As far as I understand it (I could be wrong as I've pieced this together from mu...

blocke · on April 22, 2011

I'm not anywhere near being a Java expert but I've seen similar behavior with a non-Hadoop workload.

In my case I had several virtual machines hosting Java VMs with 2+GB heaps running an app that liked to fork and run external programs for short periods of time. If the entire heapsize was say 3GB and it forked twice Linux would act like it needed 9GB. The Linux overcommit heuristic regularly got things wrong and wanted RAM that it would never actually use. This usually resulted in the JVM failing in new and interesting ways.

The workaround is to allocate a crapload of swap (mainly more than heap size times a guestimate of number of concurrent forks). It will never actually USE the swap but having it there seems keep the overcommit heuristic happy.

Yay for cargo cult server tuning. I've never figured out how to get the kernel to not be so pessimistic and I can't modify the Java code in question so... eh.

zorked · on April 23, 2011

I think there's a confusion here between the copy-on-write system that makes fork() so fast under Unix and Linux's overcommiting memory, which allows malloc() to return success for memory allocation that will in fact only be allocated as necessary. (e.g. you can allocate 32GB using malloc but as long as you don't write anything there, the kernel isn't really allocating that much memory).

The latter causes much trouble because people tend to assume that, say, a database can allocate a certain amount of memory and be sure that it will never run out of memory as long as it does not explicitly allocate more memory. This is not true for Linux at all, and a process can be terminated at any time (if I am not mistaken, with the confusing SIGILL signal and an OOM-killer message sent to the system log) if the system is running out of memory.

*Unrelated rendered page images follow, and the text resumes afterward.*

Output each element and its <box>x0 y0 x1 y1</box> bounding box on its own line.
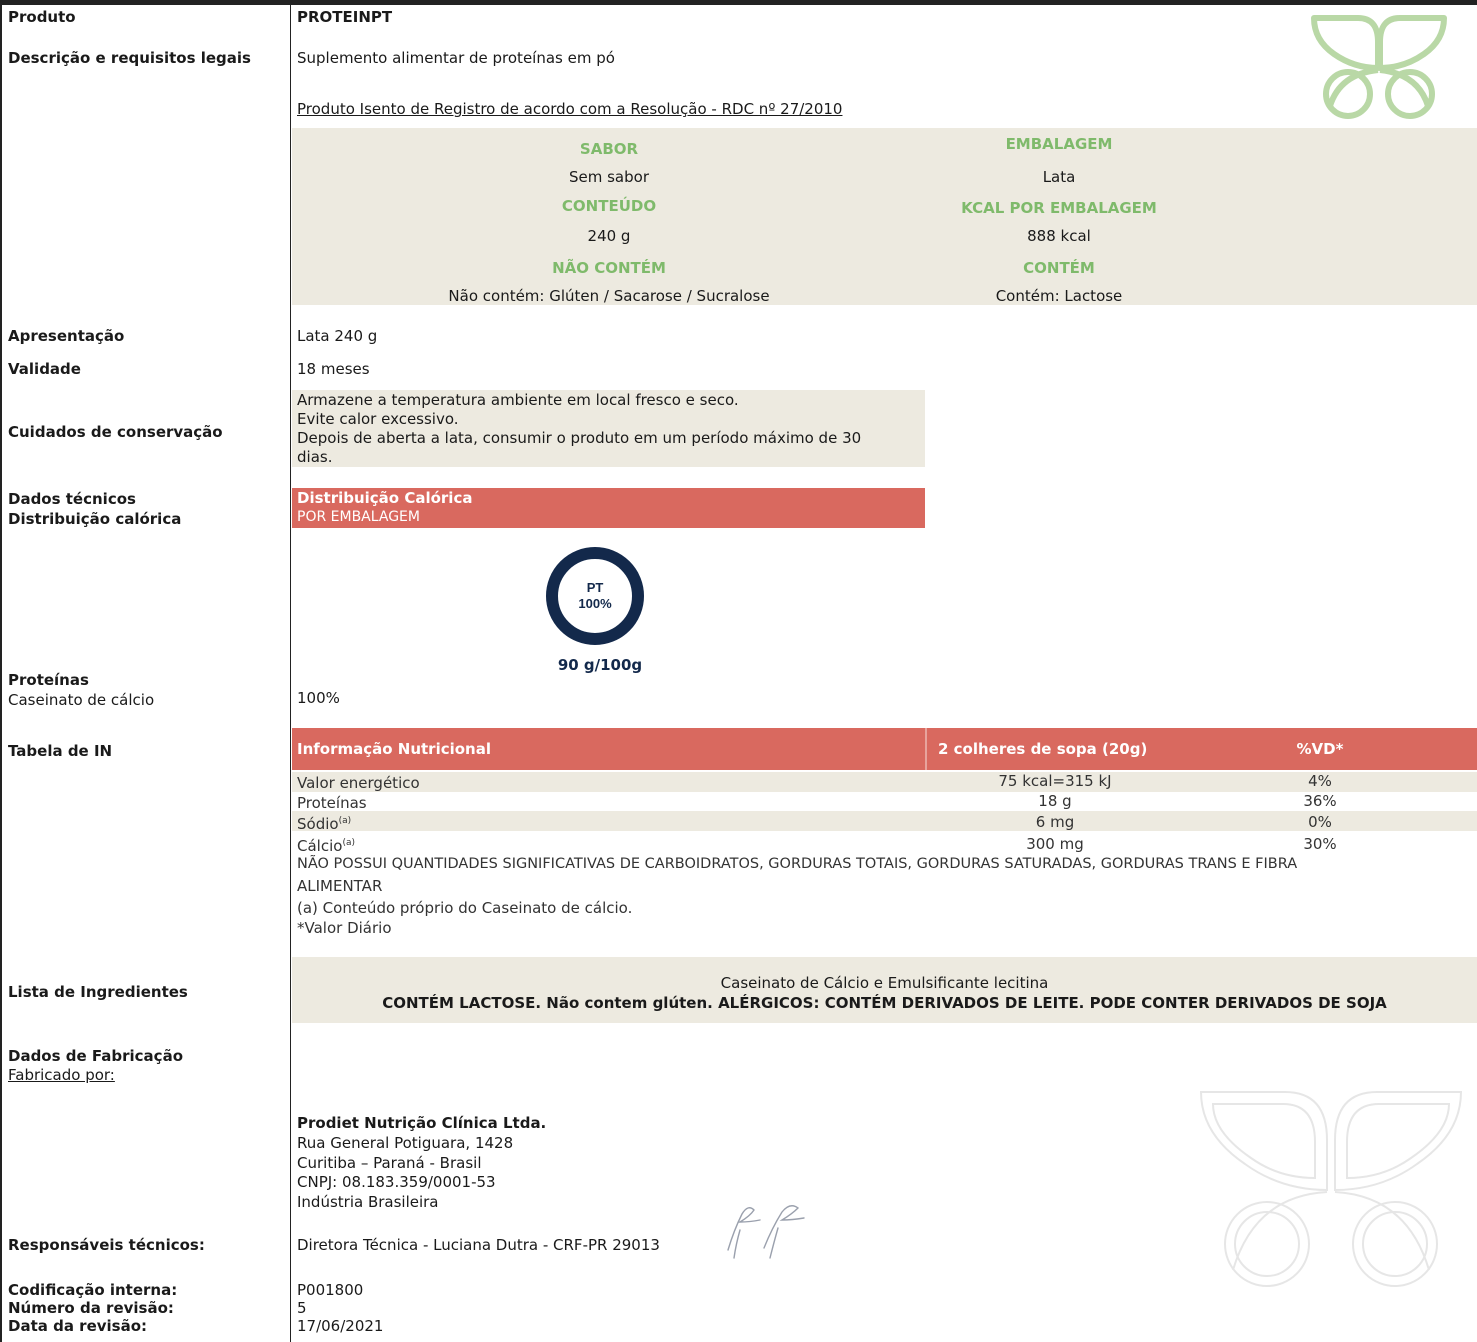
label-caseinato: Caseinato de cálcio <box>8 691 155 709</box>
label-numero-revisao: Número da revisão: <box>8 1299 174 1317</box>
column-divider <box>290 0 291 1342</box>
cuidados-line: Evite calor excessivo. <box>297 410 459 428</box>
spec-embalagem-title: EMBALAGEM <box>1005 135 1113 153</box>
codificacao-value: P001800 <box>297 1281 364 1299</box>
nutrition-row-qty: 18 g <box>1038 792 1072 810</box>
label-dados-tecnicos: Dados técnicos <box>8 490 136 508</box>
nutrition-row-qty: 300 mg <box>1026 835 1084 853</box>
label-produto: Produto <box>8 8 76 26</box>
nutrient-footnote-mark: (a) <box>342 838 355 848</box>
nutrition-row-vd: 36% <box>1303 792 1337 810</box>
ingredients-list: Caseinato de Cálcio e Emulsificante leci… <box>720 974 1049 992</box>
nutrition-header-divider <box>925 728 927 770</box>
numero-revisao-value: 5 <box>297 1299 307 1317</box>
apresentacao-value: Lata 240 g <box>297 327 378 345</box>
left-border <box>0 0 2 1342</box>
nutrition-note: ALIMENTAR <box>297 877 383 895</box>
spec-sabor-value: Sem sabor <box>568 168 649 186</box>
label-responsaveis: Responsáveis técnicos: <box>8 1236 205 1254</box>
nutrition-header-vd: %VD* <box>1296 740 1344 758</box>
label-cuidados: Cuidados de conservação <box>8 423 223 441</box>
watermark-logo-icon <box>1199 1091 1463 1287</box>
nutrient-name: Sódio <box>297 815 339 833</box>
cuidados-line: Depois de aberta a lata, consumir o prod… <box>297 429 862 447</box>
spec-kcal-title: KCAL POR EMBALAGEM <box>961 199 1157 217</box>
nutrient-footnote-mark: (a) <box>338 816 352 826</box>
spec-nao-contem-title: NÃO CONTÉM <box>552 259 666 277</box>
caloric-subtitle: POR EMBALAGEM <box>297 509 420 525</box>
top-border <box>0 0 1477 5</box>
nutrition-row-vd: 30% <box>1303 835 1337 853</box>
cuidados-panel: Armazene a temperatura ambiente em local… <box>292 390 925 467</box>
spec-kcal-value: 888 kcal <box>1027 227 1091 245</box>
manufacturer-address: Rua General Potiguara, 1428 <box>297 1134 514 1152</box>
spec-conteudo-value: 240 g <box>587 227 631 245</box>
signature-icon <box>727 1205 805 1259</box>
nutrition-row-qty: 6 mg <box>1035 813 1075 831</box>
cuidados-line: dias. <box>297 448 333 466</box>
label-descricao: Descrição e requisitos legais <box>8 49 251 67</box>
label-distribuicao: Distribuição calórica <box>8 510 182 528</box>
label-fabricado-por: Fabricado por: <box>8 1066 115 1084</box>
nutrition-row-name: Proteínas <box>297 794 367 812</box>
nutrition-header-serving: 2 colheres de sopa (20g) <box>938 740 1148 758</box>
proteinas-percent: 100% <box>297 689 340 707</box>
brand-logo-icon <box>1311 15 1447 119</box>
nutrition-note: NÃO POSSUI QUANTIDADES SIGNIFICATIVAS DE… <box>297 856 1298 872</box>
product-name: PROTEINPT <box>297 8 393 26</box>
ingredients-allergens: CONTÉM LACTOSE. Não contem glúten. ALÉRG… <box>382 994 1387 1012</box>
nutrient-name: Cálcio <box>297 837 343 855</box>
nutrition-row-qty: 75 kcal=315 kJ <box>998 772 1112 790</box>
spec-nao-contem-value: Não contém: Glúten / Sacarose / Sucralos… <box>448 287 770 305</box>
ring-percent: 100% <box>578 596 612 611</box>
label-codificacao: Codificação interna: <box>8 1281 178 1299</box>
ring-label: PT <box>587 580 604 595</box>
manufacturer-name: Prodiet Nutrição Clínica Ltda. <box>297 1114 547 1132</box>
registration-note: Produto Isento de Registro de acordo com… <box>297 100 843 118</box>
validade-value: 18 meses <box>297 360 370 378</box>
manufacturer-cnpj: CNPJ: 08.183.359/0001-53 <box>297 1173 496 1191</box>
manufacturer-city: Curitiba – Paraná - Brasil <box>297 1154 482 1172</box>
nutrition-row-vd: 4% <box>1308 772 1332 790</box>
spec-conteudo-title: CONTEÚDO <box>561 197 657 215</box>
label-apresentacao: Apresentação <box>8 327 125 345</box>
nutrition-vd-note: *Valor Diário <box>297 919 392 937</box>
nutrition-footnote: (a) Conteúdo próprio do Caseinato de cál… <box>297 899 633 917</box>
spec-sabor-title: SABOR <box>579 140 639 158</box>
nutrition-row-name: Sódio(a) <box>297 815 351 833</box>
nutrition-row-name: Cálcio(a) <box>297 837 355 855</box>
label-ingredientes: Lista de Ingredientes <box>8 983 188 1001</box>
responsible-value: Diretora Técnica - Luciana Dutra - CRF-P… <box>297 1236 660 1254</box>
label-data-revisao: Data da revisão: <box>8 1317 148 1335</box>
cuidados-line: Armazene a temperatura ambiente em local… <box>297 391 739 409</box>
data-revisao-value: 17/06/2021 <box>297 1317 384 1335</box>
description-value: Suplemento alimentar de proteínas em pó <box>297 49 615 67</box>
label-proteinas: Proteínas <box>8 671 89 689</box>
spec-contem-title: CONTÉM <box>1023 259 1095 277</box>
label-dados-fabricacao: Dados de Fabricação <box>8 1047 183 1065</box>
caloric-title: Distribuição Calórica <box>297 489 473 507</box>
nutrition-header-title: Informação Nutricional <box>297 740 492 758</box>
spec-embalagem-value: Lata <box>1042 168 1076 186</box>
label-validade: Validade <box>8 360 81 378</box>
nutrition-row-vd: 0% <box>1308 813 1332 831</box>
caloric-header: Distribuição Calórica POR EMBALAGEM <box>292 488 925 528</box>
manufacturer-origin: Indústria Brasileira <box>297 1193 439 1211</box>
caloric-ring-chart: PT 100% <box>546 547 644 645</box>
spec-contem-value: Contém: Lactose <box>995 287 1123 305</box>
ring-amount: 90 g/100g <box>557 656 643 674</box>
label-tabela-in: Tabela de IN <box>8 742 113 760</box>
nutrition-row-name: Valor energético <box>297 774 420 792</box>
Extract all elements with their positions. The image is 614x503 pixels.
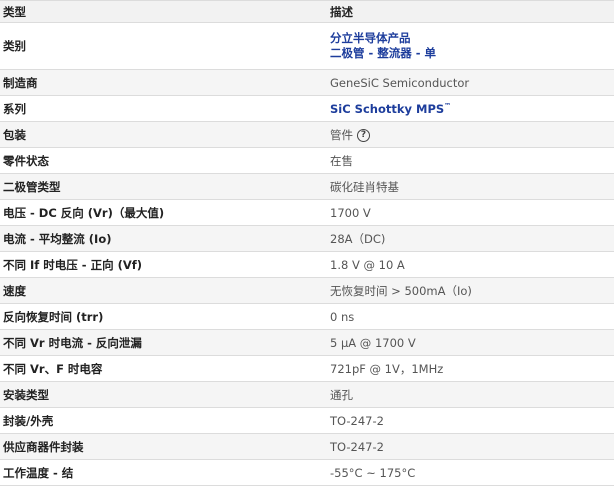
table-row-category: 类别 分立半导体产品 二极管 - 整流器 - 单 xyxy=(0,23,614,70)
table-row-mounting-type: 安装类型 通孔 xyxy=(0,382,614,408)
attribute-value: TO-247-2 xyxy=(330,439,384,454)
question-circle-icon[interactable]: ? xyxy=(357,128,370,142)
table-row-diode-type: 二极管类型 碳化硅肖特基 xyxy=(0,174,614,200)
attribute-label: 速度 xyxy=(3,283,26,298)
attribute-label: 安装类型 xyxy=(3,387,49,402)
table-row-capacitance: 不同 Vr、F 时电容 721pF @ 1V，1MHz xyxy=(0,356,614,382)
attribute-value: 管件? xyxy=(327,127,614,143)
attribute-label: 不同 Vr 时电流 - 反向泄漏 xyxy=(3,335,142,350)
attribute-value: 在售 xyxy=(330,153,353,168)
attribute-label: 供应商器件封装 xyxy=(3,439,84,454)
table-row-voltage-forward: 不同 If 时电压 - 正向 (Vf) 1.8 V @ 10 A xyxy=(0,252,614,278)
table-row-part-status: 零件状态 在售 xyxy=(0,148,614,174)
table-row-package: 包装 管件? xyxy=(0,122,614,148)
column-header-type: 类型 xyxy=(3,4,26,19)
attribute-label: 制造商 xyxy=(3,75,38,90)
attribute-value: 28A（DC) xyxy=(330,231,386,246)
attribute-label: 反向恢复时间 (trr) xyxy=(3,309,104,324)
attribute-value: 分立半导体产品 二极管 - 整流器 - 单 xyxy=(327,31,614,61)
attribute-label: 电流 - 平均整流 (Io) xyxy=(3,231,112,246)
category-link-discrete-semiconductors[interactable]: 分立半导体产品 xyxy=(330,31,614,46)
product-attributes-table: 类型 描述 类别 分立半导体产品 二极管 - 整流器 - 单 制造商 GeneS… xyxy=(0,0,614,486)
category-link-diodes-rectifiers-single[interactable]: 二极管 - 整流器 - 单 xyxy=(330,46,614,61)
attribute-label: 电压 - DC 反向 (Vr)（最大值) xyxy=(3,205,165,220)
attribute-label: 类别 xyxy=(3,39,26,53)
attribute-value: 无恢复时间 > 500mA（Io) xyxy=(330,283,472,298)
attribute-value: 通孔 xyxy=(330,387,353,402)
table-row-manufacturer: 制造商 GeneSiC Semiconductor xyxy=(0,70,614,96)
attribute-label: 工作温度 - 结 xyxy=(3,465,74,480)
column-header-description: 描述 xyxy=(330,4,353,19)
table-row-reverse-recovery-time: 反向恢复时间 (trr) 0 ns xyxy=(0,304,614,330)
attribute-label: 不同 Vr、F 时电容 xyxy=(3,361,103,376)
package-value: 管件 xyxy=(330,127,353,142)
attribute-value: 721pF @ 1V，1MHz xyxy=(330,361,444,376)
table-row-reverse-leakage: 不同 Vr 时电流 - 反向泄漏 5 µA @ 1700 V xyxy=(0,330,614,356)
table-row-voltage-dc-reverse: 电压 - DC 反向 (Vr)（最大值) 1700 V xyxy=(0,200,614,226)
attribute-label: 零件状态 xyxy=(3,153,49,168)
attribute-value: GeneSiC Semiconductor xyxy=(330,75,470,90)
attribute-label: 封装/外壳 xyxy=(3,413,54,428)
table-header-row: 类型 描述 xyxy=(0,1,614,23)
attribute-value: 碳化硅肖特基 xyxy=(330,179,399,194)
table-row-operating-temp: 工作温度 - 结 -55°C ~ 175°C xyxy=(0,460,614,486)
series-link-text: SiC Schottky MPS xyxy=(330,102,445,117)
table-row-series: 系列 SiC Schottky MPS™ xyxy=(0,96,614,122)
attribute-value: 1.8 V @ 10 A xyxy=(330,257,405,272)
attribute-value: 0 ns xyxy=(330,309,355,324)
table-row-package-case: 封装/外壳 TO-247-2 xyxy=(0,408,614,434)
attribute-value: SiC Schottky MPS™ xyxy=(327,100,614,118)
attribute-label: 包装 xyxy=(3,127,26,142)
trademark-symbol: ™ xyxy=(444,102,452,111)
table-row-supplier-device-package: 供应商器件封装 TO-247-2 xyxy=(0,434,614,460)
series-link[interactable]: SiC Schottky MPS™ xyxy=(330,102,451,116)
table-row-speed: 速度 无恢复时间 > 500mA（Io) xyxy=(0,278,614,304)
attribute-label: 不同 If 时电压 - 正向 (Vf) xyxy=(3,257,142,272)
table-row-current-avg-rectified: 电流 - 平均整流 (Io) 28A（DC) xyxy=(0,226,614,252)
attribute-label: 系列 xyxy=(3,101,26,116)
attribute-value: -55°C ~ 175°C xyxy=(330,465,416,480)
attribute-value: TO-247-2 xyxy=(330,413,384,428)
attribute-label: 二极管类型 xyxy=(3,179,61,194)
attribute-value: 1700 V xyxy=(330,205,371,220)
attribute-value: 5 µA @ 1700 V xyxy=(330,335,416,350)
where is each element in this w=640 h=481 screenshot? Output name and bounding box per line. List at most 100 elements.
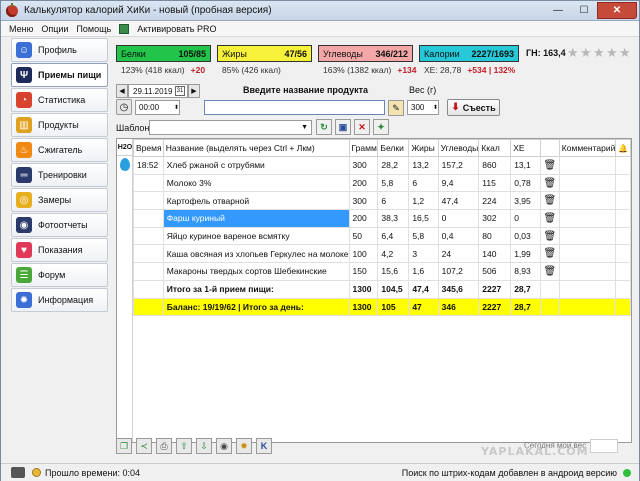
upload-icon[interactable]: ⇧ (176, 438, 192, 454)
sidebar-item[interactable]: ♨ Сжигатель (11, 138, 108, 162)
copy-icon[interactable]: ❐ (116, 438, 132, 454)
star-icon[interactable]: ★ (619, 46, 632, 59)
menu-help[interactable]: Помощь (76, 24, 111, 34)
cell (163, 333, 349, 351)
sidebar-item[interactable]: ═ Тренировки (11, 163, 108, 187)
cell: 224 (478, 191, 512, 211)
food-row[interactable]: Яйцо куриное вареное всмятку 50 6,4 5,8 0,4 8… (133, 226, 631, 246)
sidebar-item[interactable]: Ψ Приемы пищи (11, 63, 108, 87)
date-navigator: ◀ 29.11.2019 31 ▶ (116, 84, 200, 98)
trash-icon[interactable]: 🗑 (540, 226, 560, 246)
col-carbs[interactable]: Углеводы (437, 139, 480, 157)
time-field[interactable]: 00:00 ⬍ (135, 99, 180, 115)
product-input[interactable] (204, 100, 385, 115)
cell (134, 369, 164, 387)
vk-icon[interactable]: K (256, 438, 272, 454)
cell (378, 351, 409, 369)
sidebar-item[interactable]: ♥ Показания (11, 238, 108, 262)
trash-icon[interactable]: 🗑 (540, 191, 560, 211)
share-icon[interactable]: ≺ (136, 438, 152, 454)
star-icon[interactable]: ★ (567, 46, 580, 59)
template-select[interactable]: ▼ (149, 120, 312, 135)
day-balance-row[interactable]: Баланс: 19/19/62 | Итого за день: 1300 105… (133, 297, 631, 317)
clear-brush-icon[interactable]: ✎ (388, 100, 404, 116)
comment-cell[interactable] (558, 156, 617, 175)
minimize-button[interactable]: — (545, 2, 571, 19)
food-row[interactable]: Каша овсяная из хлопьев Геркулес на моло… (133, 244, 631, 264)
template-edit-icon[interactable]: ✦ (373, 119, 389, 135)
menu-main[interactable]: Меню (9, 24, 33, 34)
prev-day-button[interactable]: ◀ (116, 84, 128, 98)
next-day-button[interactable]: ▶ (188, 84, 200, 98)
col-time[interactable]: Время (133, 139, 164, 157)
date-picker[interactable]: 29.11.2019 31 (128, 84, 188, 98)
food-row[interactable]: Картофель отварной 300 6 1,2 47,4 224 3,95 🗑 (133, 191, 631, 211)
comment-cell[interactable] (558, 191, 617, 211)
today-weight-input[interactable] (590, 439, 618, 453)
camera-icon[interactable] (11, 467, 25, 478)
menu-options[interactable]: Опции (41, 24, 68, 34)
spinner-icon[interactable]: ⬍ (433, 104, 438, 111)
sidebar-item[interactable]: ☺ Профиль (11, 38, 108, 62)
status-message[interactable]: Поиск по штрих-кодам добавлен в андроид … (402, 468, 617, 478)
cell (559, 369, 616, 387)
col-grams[interactable]: Грамм (348, 139, 379, 157)
trash-icon[interactable]: 🗑 (540, 209, 560, 228)
date-value: 29.11.2019 (133, 86, 173, 96)
food-row[interactable]: Фарш куриный 200 38,3 16,5 0 302 0 🗑 (133, 209, 631, 228)
star-icon[interactable]: ★ (606, 46, 619, 59)
food-row[interactable]: Молоко 3% 200 5,8 6 9,4 115 0,78 🗑 (133, 173, 631, 193)
col-name[interactable]: Название (выделять через Ctrl + Лкм) (162, 139, 350, 157)
meal-total-row[interactable]: Итого за 1-й прием пищи: 1300 104,5 47,4 345… (133, 279, 631, 299)
maximize-button[interactable]: ☐ (571, 2, 597, 19)
comment-cell[interactable] (558, 173, 617, 193)
cell (133, 173, 164, 193)
trash-icon[interactable]: 🗑 (540, 262, 560, 281)
trash-icon[interactable]: 🗑 (540, 156, 560, 175)
comment-cell[interactable] (558, 226, 617, 246)
col-kcal[interactable]: Ккал (478, 139, 512, 157)
sidebar-item[interactable]: ◎ Замеры (11, 188, 108, 212)
cell (615, 156, 631, 175)
sidebar-item[interactable]: ✹ Информация (11, 288, 108, 312)
menu-activate-pro[interactable]: Активировать PRO (137, 24, 216, 34)
cell (349, 351, 378, 369)
delete-icon[interactable]: ✕ (354, 119, 370, 135)
sidebar-item-label: Приемы пищи (38, 70, 102, 80)
comment-cell[interactable] (558, 262, 617, 281)
comment-cell[interactable] (558, 244, 617, 264)
trash-icon[interactable]: 🗑 (540, 173, 560, 193)
star-icon[interactable]: ★ (580, 46, 593, 59)
col-protein[interactable]: Белки (377, 139, 410, 157)
refresh-icon[interactable]: ↻ (316, 119, 332, 135)
food-row[interactable]: Макароны твердых сортов Шебекинские 150 15… (133, 262, 631, 281)
col-comment[interactable]: Комментарий (558, 139, 617, 157)
save-icon[interactable]: ▣ (335, 119, 351, 135)
comment-cell[interactable] (558, 209, 617, 228)
trash-icon[interactable]: 🗑 (540, 244, 560, 264)
weight-input[interactable]: 300 ⬍ (407, 100, 439, 115)
calendar-icon[interactable]: 31 (175, 86, 185, 96)
cell: 346 (437, 297, 480, 317)
carbs-value: 346/212 (375, 48, 408, 59)
eat-button[interactable]: ⬇ Съесть (447, 99, 500, 116)
sidebar-item[interactable]: ☰ Форум (11, 263, 108, 287)
col-xe[interactable]: ХЕ (510, 139, 541, 157)
sidebar-item[interactable]: ◔ Статистика (11, 88, 108, 112)
settings-icon[interactable]: ✹ (236, 438, 252, 454)
camera-icon[interactable]: ◉ (216, 438, 232, 454)
col-fat[interactable]: Жиры (408, 139, 439, 157)
close-button[interactable]: ✕ (597, 2, 637, 19)
rating-stars[interactable]: ★ ★ ★ ★ ★ (567, 46, 632, 59)
download-icon[interactable]: ⇩ (196, 438, 212, 454)
bell-icon[interactable]: 🔔 (615, 139, 631, 157)
sidebar-item[interactable]: ▥ Продукты (11, 113, 108, 137)
star-icon[interactable]: ★ (593, 46, 606, 59)
spinner-icon[interactable]: ⬍ (174, 104, 179, 111)
food-row[interactable]: 18:52 Хлеб ржаной с отрубями 300 28,2 13,2 15… (133, 156, 631, 175)
clock-icon[interactable]: ◷ (116, 99, 132, 115)
print-icon[interactable]: ⎙ (156, 438, 172, 454)
cell: 100 (348, 244, 379, 264)
water-drop-icon[interactable] (120, 158, 130, 171)
sidebar-item[interactable]: ◉ Фотоотчеты (11, 213, 108, 237)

I suspect the diagnostics in the article may be wrong, and there is something else causing the problem there. My polite guess would be something with the JVM (you are all having problems with the JVM... hmmm...). Merely forking a process is a tiny operation under Linux and I don't believe memory overcommitting is relevant at all here. And in any case you can simply turn off overcommits with a sysctl to verify the theory.

technomancy · on April 22, 2011

We got bitten by the same bug shelling out from the JVM. We ended up running socat in a separate process and bouncing all our external processes off it instead. But it's insane that you even have to think about this kind of thing.

sc68cal · on April 22, 2011

Still, it does make you step back and wonder why they've put together Hadoop nodes and intentionally ran them without swap. The resulting OOM is not surprising.